La cámara del 930 corrige la urgencia más latente de sus predecesores: la velocidad de disparo. El resto sigue un camino similar.Lo más importante era reducir la velocidad de disparo respecto a la del Lumia 1020, que necesitaba de más de cinco segundos para hacer una sola fotografía. En el caso del 930 sigue estando por encima de rivales como el Galaxy S5 o el iPhone 5s, pero el resultado es mucho más aceptable.
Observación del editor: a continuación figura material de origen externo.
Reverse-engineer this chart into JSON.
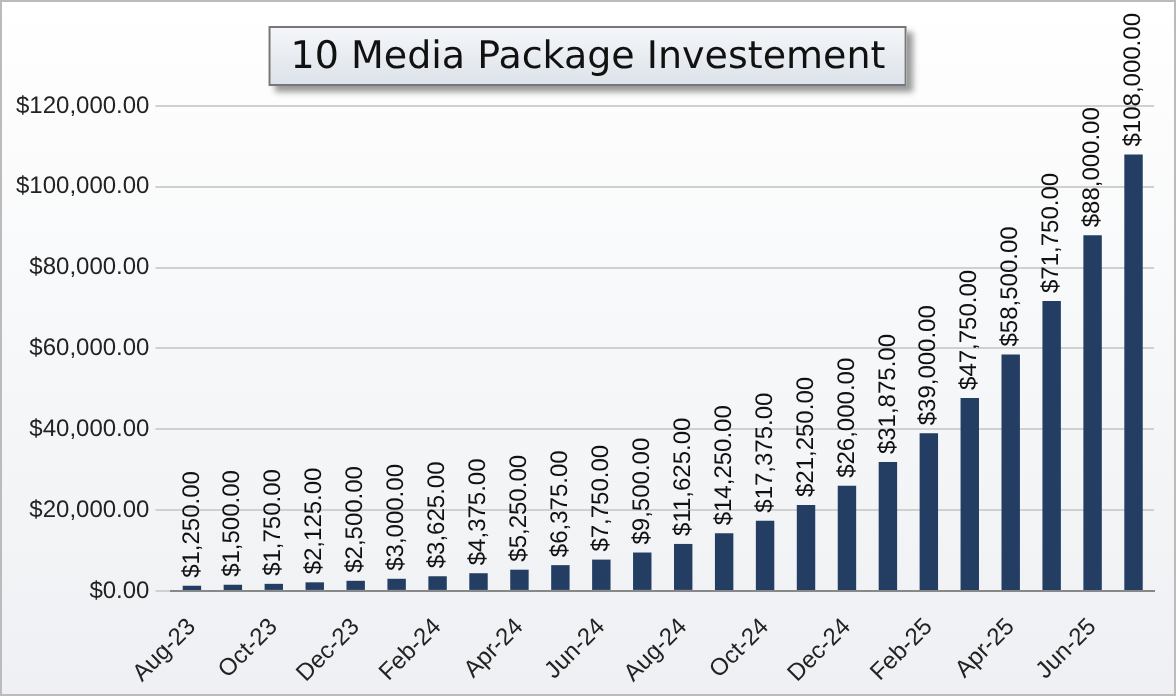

Fotografía en sí: si tuviera que dar una contra a la cámara del 930 es que las fotos de día con buena luz tienden a aparecer subexpuestas, con zonas que dan la impresión de estar a la sombra en lugar de mostrarse radiantes. Una vez más, el aliado es Nokia Camera y sus ajustes manuales: ISO de 100 a 4000, velocidad de obturación de hasta 4 segundos (con ISO 100 como máximo, para captar escenas en movimiento, sobre todo nocturnas con bastante poca luz), balance de blancos, y el control del enfoque.

La calidad de las imágenes al hacer recortes se mantiene bastante alta salvo al llegar al nivel máximo, al 100 %. Ahí los bordes de los objetos ya se empiezan a ver difuminados y ligeramente borrosos en algunos casos.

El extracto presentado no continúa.